Tropic Zone (1953)
7/10
What can you do with a set-free actor?
22 November 2017
Warning: Spoilers
Ronald Reagan (Dan McCloud), Rhonda Fleming (Flanders White), Noah Beery Jr (Tapachula Sam), Estelita Rodriguez (Elena), Grant Withers (Bert Nelson), John Wengraf (Lukats), Argentina Brunetti (Tia Feliciana), Rico Alanez (Captain Basilio), Maurice Jara (Marcario), Pilar Del Rey (Victoriana), Nacho Galindo (willing worker).

Director: LEWIS R. FOSTER. Screenplay: Lewis R. Foster. Based on the 1940 novel Gentleman of the Jungle by Tom Gill. Photographed in Technicolor by Lionel Lindon. Film editor: Howard Smith. Music: Lucien Cailliet. Song "I'm in the Mood for Love" (harmonica solo) by Dorothy Fields and Jimmy McHugh. Art directors: Hal Pereira, Earl Hedrick. Costumes: Edith Head. Dance director: Jack Baker. Producers: William H. Pine, William C. Thomas. A Pine-Thomas Production.

Copyright 1 January 1953 (in notice: 1952) by Paramount Piuctures Corp. No New York opening. U.S. release: January 1953. U.K. release: 15 June 1953. Australian release: 24 April 1953. 94 minutes. Cut to 91 minutes in the U.K.

SYNOPSIS: Freed from his long-term contact at Warner Bros, and now on his own as a freelance actor, Ronald Reagan was faced with the problem of finding work. Not just end-of-the-road assignments, but decent pictures that would maintain his star standing in the industry. His agent informed him that the going would be tough. 'Tropic Zone', a "B" readied by the Pine-Thomas mill, proved the best of a mere handful of offers.

In 'Tropic Zone', Pine-Thomas explored the hazards of growing bananas amid greed and corruption in Central America. The film is actually a western, with plantations instead of ranches, and bananas instead of cattle.

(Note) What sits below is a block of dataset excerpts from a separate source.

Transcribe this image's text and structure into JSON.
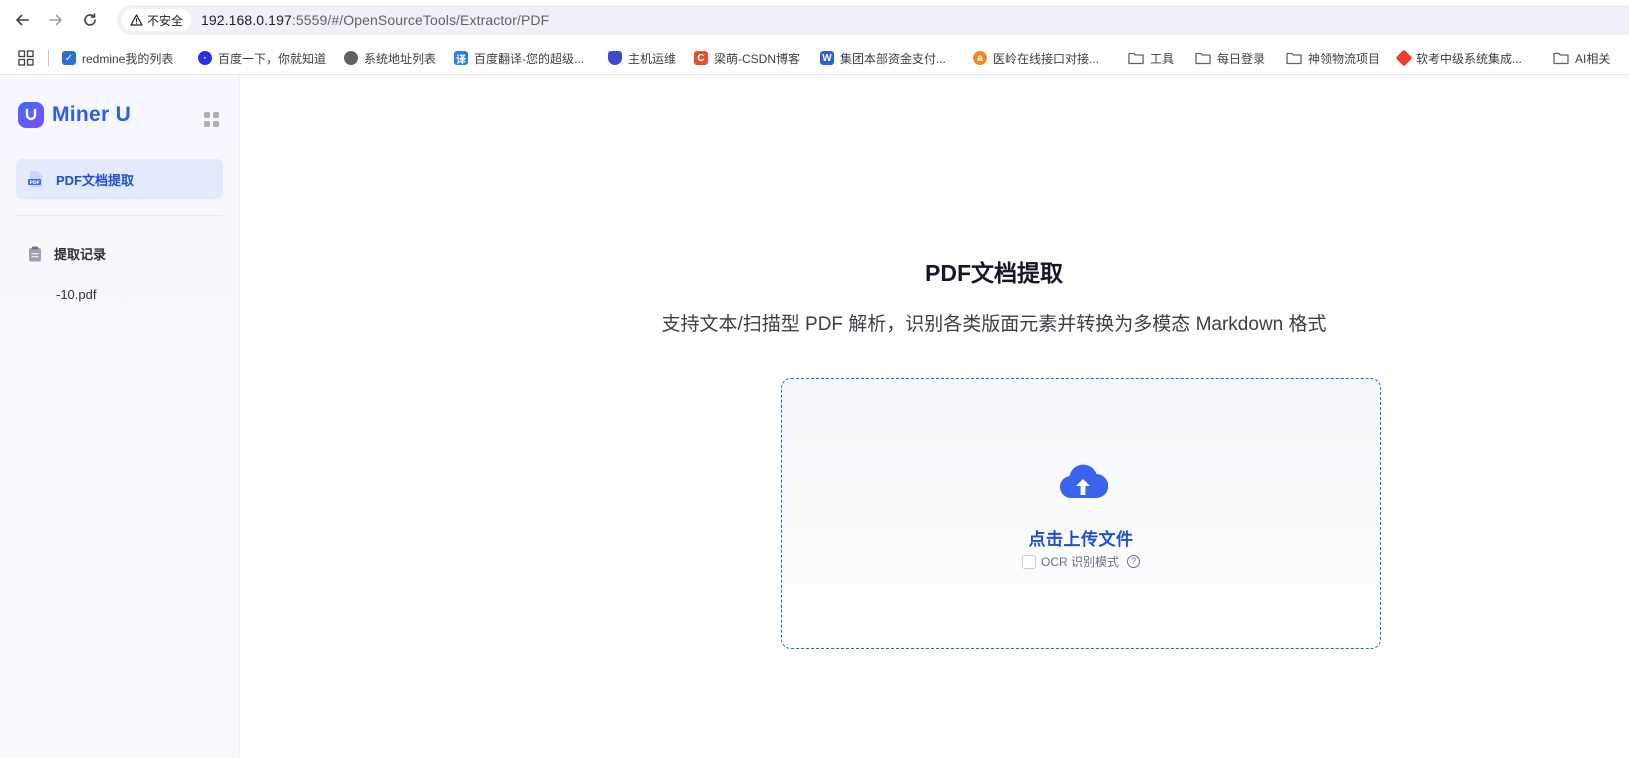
{
  "browser": {
    "security_label": "不安全",
    "url_host": "192.168.0.197",
    "url_path": ":5559/#/OpenSourceTools/Extractor/PDF",
    "bookmarks": [
      {
        "label": "redmine我的列表",
        "icon": "redmine-icon",
        "color": "#2b6fd6"
      },
      {
        "label": "百度一下，你就知道",
        "icon": "baidu-paw-icon",
        "color": "#2932e1"
      },
      {
        "label": "系统地址列表",
        "icon": "globe-icon",
        "color": "#5f6368"
      },
      {
        "label": "百度翻译-您的超级...",
        "icon": "translate-icon",
        "color": "#2b7bf0"
      },
      {
        "label": "主机运维",
        "icon": "shield-icon",
        "color": "#3b4cca"
      },
      {
        "label": "梁萌-CSDN博客",
        "icon": "csdn-icon",
        "color": "#e8502b"
      },
      {
        "label": "集团本部资金支付...",
        "icon": "app-icon",
        "color": "#2a63d6"
      },
      {
        "label": "医岭在线接口对接...",
        "icon": "orange-app-icon",
        "color": "#f08a24"
      },
      {
        "label": "工具",
        "icon": "folder-icon",
        "color": "#5f6368"
      },
      {
        "label": "每日登录",
        "icon": "folder-icon",
        "color": "#5f6368"
      },
      {
        "label": "神领物流项目",
        "icon": "folder-icon",
        "color": "#5f6368"
      },
      {
        "label": "软考中级系统集成...",
        "icon": "ruankao-icon",
        "color": "#e8402b"
      },
      {
        "label": "AI相关",
        "icon": "folder-icon",
        "color": "#5f6368"
      }
    ]
  },
  "app": {
    "brand": "Miner U",
    "brand_color": "#2f5bf0",
    "nav": {
      "active_label": "PDF文档提取"
    },
    "history": {
      "title": "提取记录",
      "items": [
        "-10.pdf"
      ]
    }
  },
  "main": {
    "title": "PDF文档提取",
    "subtitle": "支持文本/扫描型 PDF 解析，识别各类版面元素并转换为多模态 Markdown 格式",
    "upload": {
      "label": "点击上传文件",
      "ocr_label": "OCR 识别模式",
      "ocr_checked": false,
      "help_glyph": "?"
    },
    "accent_color": "#1d4ed8"
  }
}
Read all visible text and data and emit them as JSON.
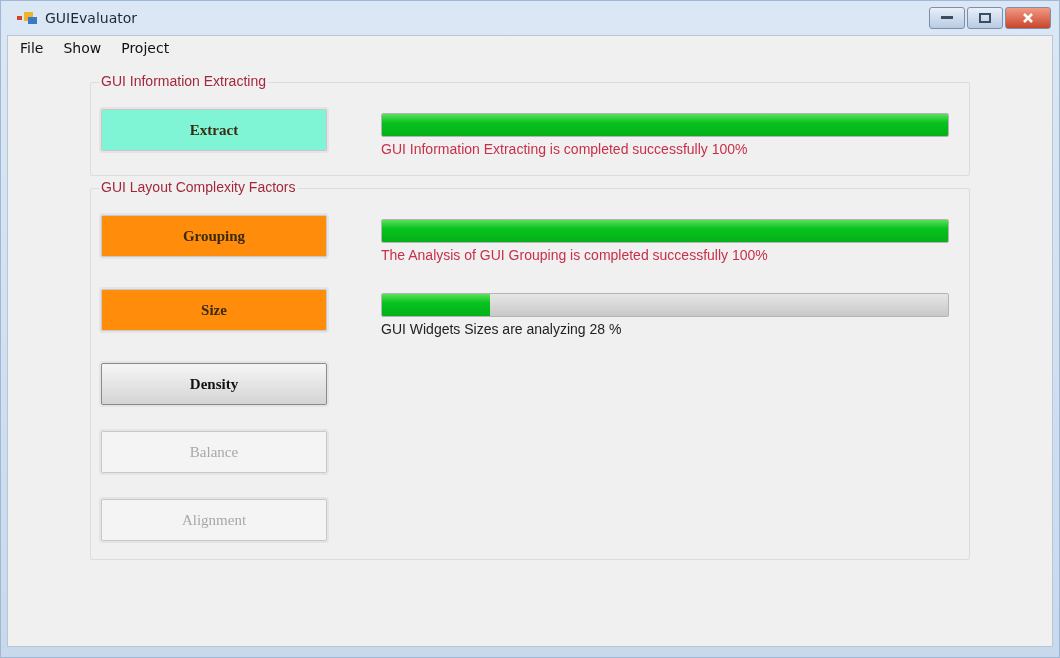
{
  "window": {
    "title": "GUIEvaluator"
  },
  "menu": [
    "File",
    "Show",
    "Project"
  ],
  "groups": [
    {
      "title": "GUI Information Extracting",
      "rows": [
        {
          "button": {
            "label": "Extract",
            "color": "#80f5d6",
            "disabled": false
          },
          "progress": {
            "level": 1,
            "message": "GUI Information Extracting is completed successfully 100%",
            "complete": true
          }
        }
      ]
    },
    {
      "title": "GUI Layout Complexity Factors",
      "rows": [
        {
          "button": {
            "label": "Grouping",
            "color": "#ff8c0a",
            "disabled": false
          },
          "progress": {
            "level": 1,
            "message": "The Analysis of GUI Grouping is completed successfully 100%",
            "complete": true
          }
        },
        {
          "button": {
            "label": "Size",
            "color": "#ff8c0a",
            "disabled": false
          },
          "progress": {
            "level": 0.19,
            "message": "GUI Widgets Sizes are analyzing 28 %",
            "complete": false
          }
        },
        {
          "button": {
            "label": "Density",
            "disabled": false
          }
        },
        {
          "button": {
            "label": "Balance",
            "disabled": true
          }
        },
        {
          "button": {
            "label": "Alignment",
            "disabled": true
          }
        }
      ]
    }
  ]
}
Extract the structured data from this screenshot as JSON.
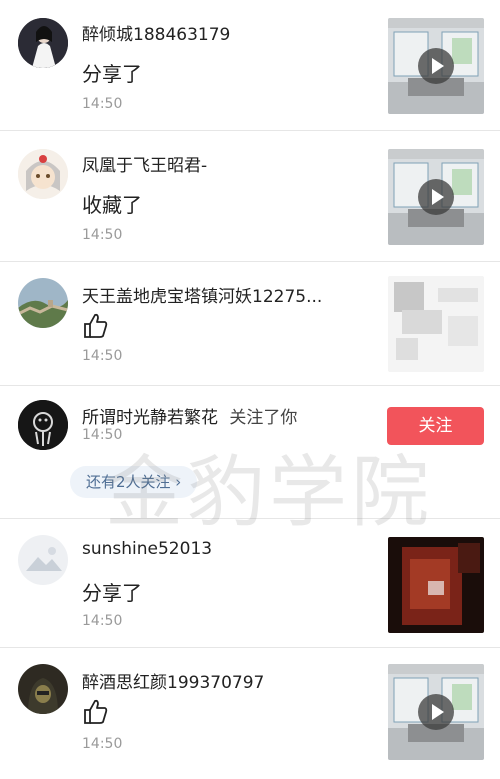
{
  "notifications": [
    {
      "name": "醉倾城188463179",
      "action": "分享了",
      "time": "14:50",
      "avatar_icon": "girl-avatar-icon",
      "thumb": "video-thumbnail"
    },
    {
      "name": "凤凰于飞王昭君-",
      "action": "收藏了",
      "time": "14:50",
      "avatar_icon": "anime-avatar-icon",
      "thumb": "video-thumbnail"
    },
    {
      "name": "天王盖地虎宝塔镇河妖12275...",
      "action": "",
      "time": "14:50",
      "avatar_icon": "greatwall-avatar-icon",
      "thumb": "blurred-thumbnail"
    },
    {
      "name": "所谓时光静若繁花",
      "action": "关注了你",
      "time": "14:50",
      "follow_label": "关注",
      "more_label": "还有2人关注 ›"
    },
    {
      "name": "sunshine52013",
      "action": "分享了",
      "time": "14:50",
      "thumb": "blurred-dark-thumbnail"
    },
    {
      "name": "醉酒思红颜199370797",
      "action": "",
      "time": "14:50",
      "thumb": "video-thumbnail"
    }
  ],
  "watermark": "金豹学院",
  "colors": {
    "accent": "#f2545b",
    "link": "#4f6e94"
  }
}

Reagan plays Dan McCloud, a roguish American on the run from a neighboring republic because of his involvement in a deposed political faction. Since McCloud is an expert fruit farmer, he is given a job by the local banana baron (John Wengraf), who wants to corner the market by taking over all the other plantations, including one owned by lovely Flanders White (Rhonda Fleming).

COMMENT: By the humble standards of the "Two Dollar Bills", this is a reasonably fair adventure yarn, a bit long in the telling, more than a bit predictable in the plotting, but moderately well acted and directed.

Reagan has much his usual role as the hero who trades in his feet of clay for an iron fist. The other players, led by the over-decorative Rhonda Fleming and the delightfully villainous John Wengraf, are also appropriately typecast.

But the movie's main appeal lies neither in its story nor its actors, but in Lionel 'Around the World in 80 Days' Lindon's lush Technicolor cinematography.

OTHER VIEWS: Except for his final film, The Killers (1964) — which was actually designed for TV anyway — Ronald Reagan was always personable and almost always a Mr. Nice Guy. A bit slow on the uptake maybe, but a hero who in the end could always be relied upon to embrace what the script thought was right.

And not the least of his virtues, so far as women picture-goers were concerned anyway, was his impeccable dress sense. Conservative to the extreme — except perhaps for a too rakish tilt of the hat — Ronnie was rarely anything but a model of sartorial refinement. Even his down-and-out-in-the-tropics attire for 'Tropic Zone" was supremely well-cut. — John Howard Reid writing as Tom Howard.